Na última sessão plenária do Parlamento Europeu, em Estrasburgo, foi aprovado um projeto de resolução recomendando que os Estados-Membros abandonem o Tratado da Carta da Energia (TCE), assinado em Lisboa, em 1994, que vigora desde 1998 e abrange, entre os 53 signatários, países como Japão, Suíça e Cazaquistão. A votação foi entusiasticamente aplaudida pelos eurodeputados dos verdes e da esquerda, e posteriormente celebrada por estes nas redes sociais como uma "vitória" da causa ambiental e da luta contra os combustíveis fósseis.
Na realidade, mesmo não tendo carácter vinculativo, esta votação veio trazer mais incerteza do que garantias no que respeita à proteção do ambiente. Sobretudo porque foi acompanhada da rejeição de outra resolução, apresentada pelo Partido Popular Europeu, que recomendava o apoio dos Estados-Membros de uma versão modernizada do TCE, em linha com o que vinha a ser defendido pela Comissão Europeia.

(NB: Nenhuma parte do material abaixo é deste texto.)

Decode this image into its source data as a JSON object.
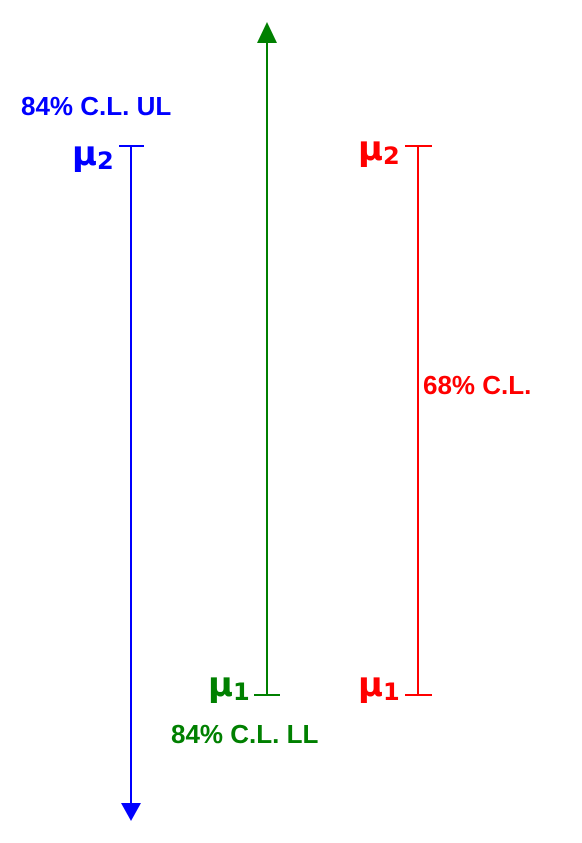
{
  "colors": {
    "upper_limit": "#0000ff",
    "lower_limit": "#008000",
    "interval": "#ff0000"
  },
  "upper_limit_arrow": {
    "caption": "84% C.L. UL",
    "endpoint": {
      "symbol": "μ",
      "subscript": "2"
    }
  },
  "lower_limit_arrow": {
    "caption": "84% C.L. LL",
    "endpoint": {
      "symbol": "μ",
      "subscript": "1"
    }
  },
  "central_interval": {
    "caption": "68% C.L.",
    "upper_endpoint": {
      "symbol": "μ",
      "subscript": "2"
    },
    "lower_endpoint": {
      "symbol": "μ",
      "subscript": "1"
    }
  }
}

Mas vamos por partes, começando por explicar o que é afinal o TCE. Em essência, este é um acordo internacional para a cooperação no setor da energia, do qual constam procedimentos de resolução de disputas entre estados, e entre estados e empresas que realizaram investimentos nos seus territórios.
Nos últimos anos, este acordo começou a ser contestado - legitimamente, refira-se. Por um lado, por estar inadequado face aos compromissos assumidos no Acordo de Paris. E, por outro, por surgirem notícias de estarem a ser exigidas indemnizações a países que tinham assumido medidas de proteção ambiental que punham em causa contratos assinados, como sucedeu em relação ao estado holandês, quando este decidiu pôr termo à produção de eletricidade a partir do carvão.
A necessidade da revisão deste acordo foi reconhecida pela própria Comissão Europeia. E assim surgiu uma modernização do TCE contemplando, entre outros aspetos, a adequação dos novos projetos abrangidos. Os investimentos em combustíveis fósseis perderam a proteção, enquanto os projetos no setor das renováveis saíram reforçados. Além disso, deixaram de ser possíveis disputas dentro da União Europeia, ficando estas restritas às relações entre a UE e países terceiros.
Em síntese, esta modernização veio responder a todas as preocupações suscitadas. Mas, ainda assim, não recebeu o apoio da maioria dos deputados no Parlamento Europeu. E há que denunciar uma certa hipocrisia de quem assume posições em matéria de proteção ambiental que sabe serem contraproducentes face aos objetivos anunciados.
Isto porque, como era sabido pelos que festejaram aquela votação em plenário, à luz das regras atuais as partes que se retirem do TCE ficarão sujeitas a uma cláusula de caducidade, segundo a qual este continuará a aplicar-se aos investimentos existentes durante um período de 20 anos. Ou seja: nem se garante o desinvestimento acelerado nos combustíveis fósseis, nem se evitam - antes pelo contrário: potenciam-se - novas disputas judiciais.
Por outro lado, sem a proteção de um acordo transfronteiriço, vinculativo, no setor da energia, muitos investidores privados podem revelar-se relutantes em financiar novos projetos no setor das energias renováveis. E isso irá colocar problemas, sobretudo aos países com menos recursos próprios, para os quais estes investimentos seriam um estímulo muito importante.
Isto numa altura em que, por exemplo, os Estados Unidos, investem fortemente na transformação do seu setor energético, através da Lei de Redução da Inflação, e em que, na Europa, debatemo-nos com uma guerra às nossas portas que está a ter os efeitos que conhecemos nos preços da energia.
Foi por estes motivos que o Partido Popular Europeu procurou, até ao último segundo, alcançar um entendimento na resolução que não nos conduzisse a novas entropias. Infelizmente, prevaleceu o discurso populista do "tudo ou nada". Mas esta é uma discussão que está longe de ter terminado.